Sebastian Krzywak's paintings are layered. The artist paints them successively on top of each other, changing techniques and types of paint. He often pours a bit of paint straight onto the canvas and spreads it using the force of gravity, which does not guarantee a precise form, but allows him to limit the area of action and secures an empty field. The artist also likes to use spray paints. In these cases, his painting literally happens in the air and the area covered with the stencil is as important as the one painted over. The importance of leaving space and covering the space with colour become interlinked in dynamic tension. To some extent, it is negative painting, reversing the order of painting, deconstructive, but also visually satisfying, temperature-matched, attractive to look at. It is also, in a sense, deeply romantic and, despite the lack of figuration, narrative. Successive plans, successive layers and events happen in a sequence, they interact, determine one another, struggle against one another and strive for a common goal in their relationships.   
  
It is not easy to free your eyes from the strengths of Sebastian Krzywak's paintings: from the energized composition, dynamically outlined spots, aggressive cuts, subtle values and spectacular gradients, effects that appear suddenly and are subtly cut off. In almost all his paintings all this coexists along small autonomous areas – white spots. Interestingly, they are never pure white, but always come in several shades that falsify the symbolic dimension of this colour. White has an exceptionally strong semiotic character. Purity, identified with whiteness, was arbitrarily filled with moral properties, associated with the absence of sin, innocence, goodness and even holiness. Its use and hypervalorization are not limited to the sacred domain, but are equally strong in secular, including contemporary mythology. In medicine, white symbolises purity and freedom from contamination. At the same time, it symbolises the sphere of advanced technologies, creativity, innovation; white is interpreted as an open field of new possibilities. The famous Japanese designer and design theorist Kenya Hara devotes a lot of space to a blank page in his monograph White. In his opinion, the mere contact with the white surface triggers creativity. White is close to Ma. Just as an empty vessel inspires to be filled, a blank piece of paper or a new file enable and stimulate imagination. Whiteness and emptiness have both spiritual and practical meaning here: they are a necessary condition for creating and experiencing everyday life more fully, a life in which simplicity and subtlety become the most desirable means of expression. In Krzywak's painting we get several types of white, each of which is ambiguous and ready-made in some way. Some of them will be an abundance and excess of light, others will be a carrier of shadow and a trigger for darkness, all of them – an important landmark.

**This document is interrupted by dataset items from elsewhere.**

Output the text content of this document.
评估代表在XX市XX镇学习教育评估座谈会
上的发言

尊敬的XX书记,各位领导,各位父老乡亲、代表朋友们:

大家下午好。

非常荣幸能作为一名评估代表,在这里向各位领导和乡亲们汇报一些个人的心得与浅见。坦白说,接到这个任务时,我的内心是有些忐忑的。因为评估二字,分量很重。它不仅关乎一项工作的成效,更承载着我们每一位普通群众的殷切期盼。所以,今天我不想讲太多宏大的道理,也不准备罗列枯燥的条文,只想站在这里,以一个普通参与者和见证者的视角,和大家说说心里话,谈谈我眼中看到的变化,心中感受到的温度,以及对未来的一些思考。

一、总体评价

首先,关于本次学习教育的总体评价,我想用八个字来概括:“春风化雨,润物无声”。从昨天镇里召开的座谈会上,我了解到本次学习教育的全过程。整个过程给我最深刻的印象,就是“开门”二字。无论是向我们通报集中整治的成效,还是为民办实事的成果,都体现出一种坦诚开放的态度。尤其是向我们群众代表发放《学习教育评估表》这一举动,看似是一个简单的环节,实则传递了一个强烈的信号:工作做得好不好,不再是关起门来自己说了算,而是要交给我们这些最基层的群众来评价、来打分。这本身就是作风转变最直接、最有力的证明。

Each use of white and emptiness makes the sequence of successive painting events even more dynamic and dramatic, almost narrative.  
  
Good stories, those that arouse emotions and can lead to the highest accumulation of tension, are distinguished by a very general narrative pattern that can be reduced to the process of limiting possibilities. While in the first scene the protagonist is free to do absolutely anything, the more the action unfolds, the more his field of possibilities narrows. With each decision and twist of fate, necessity replaces contingency, until the finale when only one thing remains. Luke Skywalker must finally forgive his father, Hamlet must die, and Antigone must die twofold. The final layers of Sebastian Krzywak's spray paintings do not leave space for any corrections, they must be successful. In this way, the entire effort is put to a test at the very last moment. One mistake or a wrong decision can thwart all expectations. Sebastian Krzywak's paintings are like perfect stories. They are a record of a sequence of events, often very dramatic, mutually contradictory, cancelling each other, and yet brought to a point where nothing else can happen and the apparent chaos is brought to a state of a dynamic equilibrium.